True Laser Track Wins Daytona!

Rob Huffman Wins 2003 Goodies Dash Race using the True Laser Track

The True Laser Track (TLT) will become as essential as a set of scales.
You'll either buy and use the TLT, or you'll be following someone that did.

"We have adapters for everything from Winston Cup to Quarter Midgets."

How To Use The True Laser Track


The old way to track a car was, you take a string and pull it along the side of the car, taking a couple of jack stands to hold the string taunt and start to measure in to the wheel. You could measure in to the tire or in to the rim to get equal measurements. Then you would go up to the front and do the same thing. The problem with this type of measuring is, how much run out is in the rim and how much run out is in the tire sidewall when it’s mounted? This was never an accurate way to measure. We are going to show you the new way of tracking the car that is highly accurate using the True Laser Track *(TLT)

Tracking a car is trying to figure out the relationship between all four corners of a car, with your goal being to create less drag and less rolling resistance as you drive down the road, race track or drag strip. You also need to know how each tires contact patch with the road compares to the other 3 tires that are on the vehicle.

“True Laser Track”, is the most accurate way to check a car. We’re not the inventor of the laser but there are several different tools out there right now that use a laser string. They put the measurement to the wheel, and we all know there is run out in the rims and there is run out in the tires. What is different about ours is, it goes to the spindle. The spindle, or even measuring at the end of the hub using our True Laser Track has virtually no run out (less than half a thousandths) If you set track / toe and use the old method of going off the tire or the rim, you are usually setting the toe out at about an 1/8 of an inch. On a half mile oval your going to scrub (drag) that left front tire a 153 inches per LAP!!!. If you measure toe with the True Laser Track your going to set the toe to 20 thousandths. You’ll only drag that tire less than 20 inches per lap!!!!!. So everything being equal your car is going to be faster.

The True Laser Track mandrels (bases) are made out of 60/61; T6 so it’s good and rugged. The mandrels and each Adapter piece are machined within a half of a thousandth. All these adapters are spun on a surface plate with a dial indicator and show less than half a thousandths movement. If you should measure one of your hairs, that is three thousandths. So that is how accurate we are. Our lasers are built by the same company that produces them for the military and are built to military specs. These lasers are accurate within 2/10 of thousandths per inch at a hundred feet these are HIGHLY accurate lasers.

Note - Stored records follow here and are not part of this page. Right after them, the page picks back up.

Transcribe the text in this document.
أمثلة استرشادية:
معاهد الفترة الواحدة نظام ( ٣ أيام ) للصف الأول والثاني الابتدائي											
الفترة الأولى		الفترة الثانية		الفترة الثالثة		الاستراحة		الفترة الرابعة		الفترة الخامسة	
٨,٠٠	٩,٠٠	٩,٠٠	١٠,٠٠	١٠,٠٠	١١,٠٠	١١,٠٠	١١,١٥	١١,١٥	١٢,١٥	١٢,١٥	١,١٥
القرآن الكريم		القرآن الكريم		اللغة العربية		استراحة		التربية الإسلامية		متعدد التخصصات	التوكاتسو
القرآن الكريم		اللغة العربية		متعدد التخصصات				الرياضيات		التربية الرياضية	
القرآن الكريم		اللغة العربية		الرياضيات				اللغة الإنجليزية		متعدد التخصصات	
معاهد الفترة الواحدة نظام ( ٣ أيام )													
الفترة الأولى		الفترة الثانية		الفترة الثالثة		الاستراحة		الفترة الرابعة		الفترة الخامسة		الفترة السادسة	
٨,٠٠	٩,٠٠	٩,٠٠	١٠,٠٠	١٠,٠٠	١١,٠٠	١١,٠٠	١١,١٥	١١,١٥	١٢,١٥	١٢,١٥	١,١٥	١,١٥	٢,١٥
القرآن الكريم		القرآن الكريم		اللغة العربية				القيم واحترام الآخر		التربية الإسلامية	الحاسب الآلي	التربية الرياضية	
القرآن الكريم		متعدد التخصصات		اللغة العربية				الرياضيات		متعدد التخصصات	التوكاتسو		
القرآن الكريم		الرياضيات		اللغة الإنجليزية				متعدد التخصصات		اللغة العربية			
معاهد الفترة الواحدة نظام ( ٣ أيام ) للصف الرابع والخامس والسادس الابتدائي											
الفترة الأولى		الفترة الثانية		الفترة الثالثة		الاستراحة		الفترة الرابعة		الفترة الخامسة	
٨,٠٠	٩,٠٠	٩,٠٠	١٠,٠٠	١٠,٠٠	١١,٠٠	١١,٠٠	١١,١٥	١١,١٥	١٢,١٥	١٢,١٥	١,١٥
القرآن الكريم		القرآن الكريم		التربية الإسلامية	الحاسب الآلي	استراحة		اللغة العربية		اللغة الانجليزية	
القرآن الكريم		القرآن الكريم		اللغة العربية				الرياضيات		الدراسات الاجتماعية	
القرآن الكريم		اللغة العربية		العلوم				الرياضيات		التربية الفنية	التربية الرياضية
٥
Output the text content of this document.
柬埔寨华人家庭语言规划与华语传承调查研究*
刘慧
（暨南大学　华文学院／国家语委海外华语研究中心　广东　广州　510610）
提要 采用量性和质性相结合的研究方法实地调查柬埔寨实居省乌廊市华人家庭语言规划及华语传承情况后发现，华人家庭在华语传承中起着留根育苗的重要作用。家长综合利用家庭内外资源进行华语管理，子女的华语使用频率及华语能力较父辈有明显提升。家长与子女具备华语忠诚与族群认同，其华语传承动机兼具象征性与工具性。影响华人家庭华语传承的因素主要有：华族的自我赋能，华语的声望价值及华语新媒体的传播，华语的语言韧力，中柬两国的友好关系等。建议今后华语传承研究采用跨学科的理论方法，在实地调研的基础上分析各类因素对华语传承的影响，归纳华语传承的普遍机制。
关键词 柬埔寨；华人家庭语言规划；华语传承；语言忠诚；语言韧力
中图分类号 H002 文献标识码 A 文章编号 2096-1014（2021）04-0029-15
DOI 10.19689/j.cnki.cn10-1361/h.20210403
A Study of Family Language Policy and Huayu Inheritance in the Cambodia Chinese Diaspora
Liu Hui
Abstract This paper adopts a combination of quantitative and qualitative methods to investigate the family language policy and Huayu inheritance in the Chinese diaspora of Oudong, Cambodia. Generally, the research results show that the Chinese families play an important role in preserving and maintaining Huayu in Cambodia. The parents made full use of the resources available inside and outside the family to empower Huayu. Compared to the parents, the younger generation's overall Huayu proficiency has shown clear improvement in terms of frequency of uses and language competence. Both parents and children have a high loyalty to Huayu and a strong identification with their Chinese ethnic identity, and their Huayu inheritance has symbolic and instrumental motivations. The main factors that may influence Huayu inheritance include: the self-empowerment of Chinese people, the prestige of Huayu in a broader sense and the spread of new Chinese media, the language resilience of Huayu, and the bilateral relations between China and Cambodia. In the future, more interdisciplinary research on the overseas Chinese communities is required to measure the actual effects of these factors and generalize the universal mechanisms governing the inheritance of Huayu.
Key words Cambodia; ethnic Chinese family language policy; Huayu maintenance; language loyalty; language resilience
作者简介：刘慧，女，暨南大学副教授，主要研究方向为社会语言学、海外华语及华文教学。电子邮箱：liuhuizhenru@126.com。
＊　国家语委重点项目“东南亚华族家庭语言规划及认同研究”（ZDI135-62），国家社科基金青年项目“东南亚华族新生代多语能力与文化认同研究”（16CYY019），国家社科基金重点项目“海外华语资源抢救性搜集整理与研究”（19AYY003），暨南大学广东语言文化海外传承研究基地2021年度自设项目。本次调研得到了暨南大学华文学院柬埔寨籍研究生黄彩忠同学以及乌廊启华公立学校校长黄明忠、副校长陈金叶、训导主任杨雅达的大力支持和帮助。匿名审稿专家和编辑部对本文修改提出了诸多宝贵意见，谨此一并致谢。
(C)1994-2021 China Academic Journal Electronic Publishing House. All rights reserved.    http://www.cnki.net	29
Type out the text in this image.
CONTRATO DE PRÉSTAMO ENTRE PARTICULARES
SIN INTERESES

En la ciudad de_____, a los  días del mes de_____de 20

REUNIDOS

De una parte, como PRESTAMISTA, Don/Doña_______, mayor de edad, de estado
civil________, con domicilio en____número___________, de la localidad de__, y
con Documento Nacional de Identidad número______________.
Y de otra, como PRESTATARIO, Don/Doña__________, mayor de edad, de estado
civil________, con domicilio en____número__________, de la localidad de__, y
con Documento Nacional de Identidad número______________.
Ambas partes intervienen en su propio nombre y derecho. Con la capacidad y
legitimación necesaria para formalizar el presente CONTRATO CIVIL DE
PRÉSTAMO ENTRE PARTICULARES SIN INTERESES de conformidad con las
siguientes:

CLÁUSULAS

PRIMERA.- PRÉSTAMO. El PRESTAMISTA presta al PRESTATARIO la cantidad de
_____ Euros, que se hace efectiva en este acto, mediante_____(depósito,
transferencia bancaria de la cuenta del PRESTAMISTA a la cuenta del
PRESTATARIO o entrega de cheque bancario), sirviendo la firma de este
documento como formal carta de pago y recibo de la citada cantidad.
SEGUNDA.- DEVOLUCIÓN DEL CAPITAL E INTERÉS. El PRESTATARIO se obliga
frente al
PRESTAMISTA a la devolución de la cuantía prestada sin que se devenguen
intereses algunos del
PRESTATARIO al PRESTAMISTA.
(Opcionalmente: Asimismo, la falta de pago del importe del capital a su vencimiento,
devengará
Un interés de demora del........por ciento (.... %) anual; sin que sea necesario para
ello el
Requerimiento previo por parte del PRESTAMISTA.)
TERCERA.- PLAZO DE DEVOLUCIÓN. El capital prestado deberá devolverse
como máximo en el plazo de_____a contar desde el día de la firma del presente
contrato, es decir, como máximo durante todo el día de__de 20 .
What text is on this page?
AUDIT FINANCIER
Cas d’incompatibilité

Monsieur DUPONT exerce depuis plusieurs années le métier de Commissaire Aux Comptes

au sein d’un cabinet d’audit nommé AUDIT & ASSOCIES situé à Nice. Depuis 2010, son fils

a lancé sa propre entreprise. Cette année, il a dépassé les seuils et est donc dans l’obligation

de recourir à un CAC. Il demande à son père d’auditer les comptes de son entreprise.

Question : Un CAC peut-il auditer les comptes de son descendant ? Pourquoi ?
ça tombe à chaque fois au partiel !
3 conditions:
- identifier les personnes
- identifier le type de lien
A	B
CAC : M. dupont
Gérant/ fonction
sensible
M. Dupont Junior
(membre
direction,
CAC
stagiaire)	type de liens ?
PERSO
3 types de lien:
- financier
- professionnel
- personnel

Please remember before you start - you can’t have any bent spindles or a bent rear-end. If you think you have a bent rear end, the True Laser Track will find it, so go to your “setting your rear dimensions” now. To assure accuracy you want to start with straight pieces.

* You need to set the ride height of the car. (You can do this by making ride height blocks to stabilize the chassis.)

* Remove the front dust covers and the rear drive flanges. Make sure there is no silicone or gasket material. Also, make sure there are no burrs on the flanges. Clean thoroughly, to ensure a proper mounting surface to the laser.

* Center the steering. (This is essential so you can set the right side wheels parallel.)

* Bolt the True Laser Track (mandrel/laser) with your specific adaptor to all four hubs.